Nous avons participé à pas mal de concerts, musique traditionnelle estonienne, un ensemble de jeunes violonistes particulièrement doués, un groupe de portuguais sympathiques (d’ailleurs un des musiciens ressemblait fortement à Jege!!!) et qui jouait de l’excellente musique. Et surtout un trio de québéquois qui ont mis une ambiance du tonnerre et nous ont bien fait rire (”Y a t-il des québéquois dans le public? gros silence… Bon, ben y a-il des francais alors? Cri de nous deux et toutes les tetes se sont subitement retournées vers nous ! Et bien il y en aura au moins deux qui comprendront nos paroles !)
Le cadre des concerts était particulièrement beau, parfois dans les ruines de l’ancien chateau, tout proche du lac entouré de collinnes plus verdoyantes les unes que les autres. C’était un coin que nous n’avions pas encore visité, et on a découvert là les charmes de l’Estonie du Sud, complétement différente de celle du Nord (beaucoup plus plate et moins forestière) ainsi que la jolie ville de Viljandi.
Le temps était plutot variable, parfois des trombes d’eau arrosaient les spectateurs, mais cela ne semblait pas perturber les estoniens qui continuaient de chanter, danser et sauter aux sons de la musique.
Nous avons profité de nos deux jours de congés hebdomadaires pour aller découvrir la ville de Tartu, au sud de l’Estonie. Nous avons donc été jusqu’à la gare routière et nous avons pris un bus pour nous y rendre. Arrivés dans la ville, nous nous sommes directement rendus à l’office du tourisme, où nous avons trouvé une gentille dame qui a même été jusqu’à nous aider à réserver notre Bed and Breakfast pour le soir.
Nous avons ensuite assisté a un concert donné par une chorale anglaise sur la grande place, avant de partir visiter les principaux monuments de la ville.
A midi, nous avons déjeuner dans un restaurant a l’ambiance francaise. Des crepes sur fond musical de Corneille, Carla Bruni ou Zebda, c’est pas que ça nous manquait mais qu’est ce que ca fait du bien de chanter du français à tue-tête.
Après la visite du musée du sport guidée par deux dames bien sympathiques, nous avons été à la rencontre de notre Bed and Breakfast, un peu à l’écart du centre ville, pas très joli d’extérieur mais confortable et pas cher, parfait pour nos petits budgets de volontaires.
Le soir, nous avons déniché un endroit bien agréable, très animé : un restaurant situé dans une ancienne poudrière avec chaises et tables en bois, décor chaleureux et serveuses en costumes traditionnels.

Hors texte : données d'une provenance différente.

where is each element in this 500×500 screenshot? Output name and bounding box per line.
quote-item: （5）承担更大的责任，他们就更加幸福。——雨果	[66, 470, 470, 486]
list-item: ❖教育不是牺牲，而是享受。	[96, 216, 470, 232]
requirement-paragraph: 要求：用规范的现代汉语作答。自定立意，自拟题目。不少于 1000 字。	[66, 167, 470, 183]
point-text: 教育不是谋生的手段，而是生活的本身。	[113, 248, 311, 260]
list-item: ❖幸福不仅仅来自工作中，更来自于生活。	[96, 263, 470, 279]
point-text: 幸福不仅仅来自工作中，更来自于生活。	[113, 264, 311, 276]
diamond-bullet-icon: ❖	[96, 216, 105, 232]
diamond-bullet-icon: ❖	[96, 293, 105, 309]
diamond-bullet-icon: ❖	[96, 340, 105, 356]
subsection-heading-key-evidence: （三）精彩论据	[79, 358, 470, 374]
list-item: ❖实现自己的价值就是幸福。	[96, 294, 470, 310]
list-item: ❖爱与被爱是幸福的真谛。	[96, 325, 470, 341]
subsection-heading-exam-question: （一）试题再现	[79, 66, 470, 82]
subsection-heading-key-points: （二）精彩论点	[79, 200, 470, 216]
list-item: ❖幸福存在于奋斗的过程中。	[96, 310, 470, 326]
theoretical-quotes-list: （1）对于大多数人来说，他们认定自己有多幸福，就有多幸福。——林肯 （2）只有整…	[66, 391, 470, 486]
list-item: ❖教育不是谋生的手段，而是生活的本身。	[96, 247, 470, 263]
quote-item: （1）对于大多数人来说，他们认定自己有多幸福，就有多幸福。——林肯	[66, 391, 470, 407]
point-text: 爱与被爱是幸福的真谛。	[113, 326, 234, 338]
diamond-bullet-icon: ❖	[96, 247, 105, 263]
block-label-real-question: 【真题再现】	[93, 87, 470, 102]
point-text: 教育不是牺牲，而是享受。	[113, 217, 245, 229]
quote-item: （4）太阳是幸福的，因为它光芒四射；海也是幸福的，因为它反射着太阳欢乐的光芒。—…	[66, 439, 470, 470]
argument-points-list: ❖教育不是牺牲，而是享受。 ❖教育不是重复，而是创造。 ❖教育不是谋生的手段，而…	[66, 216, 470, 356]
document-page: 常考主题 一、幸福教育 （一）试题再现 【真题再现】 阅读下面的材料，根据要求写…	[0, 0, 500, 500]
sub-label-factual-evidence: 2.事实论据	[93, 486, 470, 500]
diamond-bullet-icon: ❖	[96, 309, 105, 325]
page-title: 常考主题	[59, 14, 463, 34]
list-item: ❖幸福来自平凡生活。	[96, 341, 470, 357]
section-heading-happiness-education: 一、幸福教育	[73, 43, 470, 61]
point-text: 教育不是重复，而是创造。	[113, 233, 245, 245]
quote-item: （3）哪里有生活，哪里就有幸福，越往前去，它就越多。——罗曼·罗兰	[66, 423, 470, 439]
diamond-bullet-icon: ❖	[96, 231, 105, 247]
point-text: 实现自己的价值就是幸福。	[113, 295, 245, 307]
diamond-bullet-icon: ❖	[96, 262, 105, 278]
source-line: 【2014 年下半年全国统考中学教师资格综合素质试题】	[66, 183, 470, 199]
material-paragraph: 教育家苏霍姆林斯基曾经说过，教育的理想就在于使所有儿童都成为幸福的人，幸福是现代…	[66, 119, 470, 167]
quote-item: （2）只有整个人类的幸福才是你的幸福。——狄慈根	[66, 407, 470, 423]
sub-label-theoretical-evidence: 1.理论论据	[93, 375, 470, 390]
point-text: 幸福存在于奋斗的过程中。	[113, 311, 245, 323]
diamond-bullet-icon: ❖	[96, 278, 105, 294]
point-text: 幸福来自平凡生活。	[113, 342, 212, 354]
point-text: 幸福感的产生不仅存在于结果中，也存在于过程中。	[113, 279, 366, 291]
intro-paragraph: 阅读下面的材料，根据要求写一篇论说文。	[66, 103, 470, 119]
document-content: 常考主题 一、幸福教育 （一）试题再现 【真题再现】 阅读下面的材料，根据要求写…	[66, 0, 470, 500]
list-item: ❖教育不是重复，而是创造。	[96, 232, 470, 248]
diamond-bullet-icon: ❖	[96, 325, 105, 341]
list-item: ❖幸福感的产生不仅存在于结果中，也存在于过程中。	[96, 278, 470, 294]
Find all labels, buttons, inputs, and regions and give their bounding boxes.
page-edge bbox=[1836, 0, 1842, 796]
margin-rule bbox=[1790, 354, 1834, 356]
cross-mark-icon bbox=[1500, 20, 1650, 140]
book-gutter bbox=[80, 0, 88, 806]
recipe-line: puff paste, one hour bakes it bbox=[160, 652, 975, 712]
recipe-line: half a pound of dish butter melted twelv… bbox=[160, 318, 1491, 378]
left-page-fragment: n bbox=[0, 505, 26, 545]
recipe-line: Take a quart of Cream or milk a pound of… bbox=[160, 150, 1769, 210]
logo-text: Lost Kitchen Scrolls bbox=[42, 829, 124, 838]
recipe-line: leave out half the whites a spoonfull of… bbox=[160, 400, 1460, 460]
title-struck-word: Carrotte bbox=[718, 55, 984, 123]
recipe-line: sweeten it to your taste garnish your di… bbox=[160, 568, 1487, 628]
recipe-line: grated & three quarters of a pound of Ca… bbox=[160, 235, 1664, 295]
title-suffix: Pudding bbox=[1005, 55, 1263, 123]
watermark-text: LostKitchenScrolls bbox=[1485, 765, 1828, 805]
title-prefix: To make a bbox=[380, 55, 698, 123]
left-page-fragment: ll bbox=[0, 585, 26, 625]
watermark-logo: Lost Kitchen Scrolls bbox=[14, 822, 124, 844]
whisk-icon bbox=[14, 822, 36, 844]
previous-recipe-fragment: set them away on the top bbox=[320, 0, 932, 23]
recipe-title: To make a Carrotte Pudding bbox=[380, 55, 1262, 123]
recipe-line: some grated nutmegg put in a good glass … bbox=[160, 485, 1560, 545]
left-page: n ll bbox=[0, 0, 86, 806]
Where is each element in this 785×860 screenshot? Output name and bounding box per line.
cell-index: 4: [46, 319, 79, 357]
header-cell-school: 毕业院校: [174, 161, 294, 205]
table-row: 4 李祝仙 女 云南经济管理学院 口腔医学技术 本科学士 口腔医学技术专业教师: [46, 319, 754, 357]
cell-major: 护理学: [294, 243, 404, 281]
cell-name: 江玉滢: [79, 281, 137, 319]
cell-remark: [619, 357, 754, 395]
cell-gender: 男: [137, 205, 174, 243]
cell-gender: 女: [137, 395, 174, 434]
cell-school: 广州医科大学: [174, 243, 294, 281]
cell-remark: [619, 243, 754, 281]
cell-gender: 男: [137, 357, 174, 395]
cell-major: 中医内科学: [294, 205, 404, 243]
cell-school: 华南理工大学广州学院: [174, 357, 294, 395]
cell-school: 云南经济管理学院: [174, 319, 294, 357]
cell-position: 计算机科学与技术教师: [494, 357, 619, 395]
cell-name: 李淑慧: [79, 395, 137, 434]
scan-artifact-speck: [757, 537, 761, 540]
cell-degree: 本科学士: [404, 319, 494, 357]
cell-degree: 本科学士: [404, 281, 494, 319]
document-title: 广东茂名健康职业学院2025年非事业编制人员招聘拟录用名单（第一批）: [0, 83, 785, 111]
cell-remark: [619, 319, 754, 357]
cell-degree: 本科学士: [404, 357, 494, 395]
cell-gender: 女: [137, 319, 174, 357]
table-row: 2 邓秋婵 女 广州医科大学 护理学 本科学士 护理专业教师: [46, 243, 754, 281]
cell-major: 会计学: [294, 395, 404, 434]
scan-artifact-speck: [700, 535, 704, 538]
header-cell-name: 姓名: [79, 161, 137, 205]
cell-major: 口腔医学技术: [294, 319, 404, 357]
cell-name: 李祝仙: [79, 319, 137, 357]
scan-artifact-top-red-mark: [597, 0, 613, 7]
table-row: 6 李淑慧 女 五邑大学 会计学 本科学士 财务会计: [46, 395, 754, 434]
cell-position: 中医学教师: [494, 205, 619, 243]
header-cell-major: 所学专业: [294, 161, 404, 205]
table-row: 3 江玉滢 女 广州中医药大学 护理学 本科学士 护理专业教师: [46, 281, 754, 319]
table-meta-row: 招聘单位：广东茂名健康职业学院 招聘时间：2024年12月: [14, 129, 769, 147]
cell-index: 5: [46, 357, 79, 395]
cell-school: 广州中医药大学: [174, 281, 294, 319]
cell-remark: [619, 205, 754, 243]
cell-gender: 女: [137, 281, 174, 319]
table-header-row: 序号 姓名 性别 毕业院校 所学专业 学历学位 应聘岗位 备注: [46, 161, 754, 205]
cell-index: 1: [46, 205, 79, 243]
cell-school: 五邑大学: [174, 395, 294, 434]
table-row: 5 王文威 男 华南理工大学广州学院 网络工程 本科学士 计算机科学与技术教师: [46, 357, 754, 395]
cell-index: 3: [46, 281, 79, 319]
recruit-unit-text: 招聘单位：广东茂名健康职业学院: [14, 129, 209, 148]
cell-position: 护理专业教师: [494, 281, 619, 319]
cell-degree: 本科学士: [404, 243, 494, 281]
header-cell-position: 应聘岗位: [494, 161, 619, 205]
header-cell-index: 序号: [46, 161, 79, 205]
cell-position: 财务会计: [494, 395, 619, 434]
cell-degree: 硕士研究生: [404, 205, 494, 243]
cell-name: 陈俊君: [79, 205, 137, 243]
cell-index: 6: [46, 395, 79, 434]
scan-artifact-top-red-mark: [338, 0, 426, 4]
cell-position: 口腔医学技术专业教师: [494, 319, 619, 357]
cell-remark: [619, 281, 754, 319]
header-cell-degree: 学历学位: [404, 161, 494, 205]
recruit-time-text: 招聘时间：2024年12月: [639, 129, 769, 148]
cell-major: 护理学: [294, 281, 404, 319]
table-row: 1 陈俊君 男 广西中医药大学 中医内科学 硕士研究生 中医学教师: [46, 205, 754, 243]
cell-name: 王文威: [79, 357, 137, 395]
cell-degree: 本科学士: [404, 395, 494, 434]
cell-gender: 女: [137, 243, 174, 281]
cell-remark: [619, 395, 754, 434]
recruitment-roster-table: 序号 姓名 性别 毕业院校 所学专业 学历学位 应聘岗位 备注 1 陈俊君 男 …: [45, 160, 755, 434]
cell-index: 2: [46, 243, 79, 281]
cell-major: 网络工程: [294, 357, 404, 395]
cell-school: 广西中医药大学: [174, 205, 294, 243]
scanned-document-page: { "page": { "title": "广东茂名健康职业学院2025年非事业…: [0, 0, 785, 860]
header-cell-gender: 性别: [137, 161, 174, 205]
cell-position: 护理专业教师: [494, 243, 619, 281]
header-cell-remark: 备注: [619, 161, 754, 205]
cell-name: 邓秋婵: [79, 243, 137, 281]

Ca nous a donné envie de retourner à Tartu spécialement pour cet endroit. Puis, nous avons terminé la soirée, dans un café fréquenté par des jeunes estoniens, et quelques Erasmus, à l’ambiance rock.
Le lendemain, nous voulions visiter le musée national estonien (selon les guides un des plus beaux du pays) mais malheureusement il était fermé.
Nous nous sommes donc rabattus sur la cafétéria de l’université, avec des prix au poids.
Un dernier tour dans la ville, et il était déjà temps de reprendre le bus, direction Tallinn puis Jõelähtme.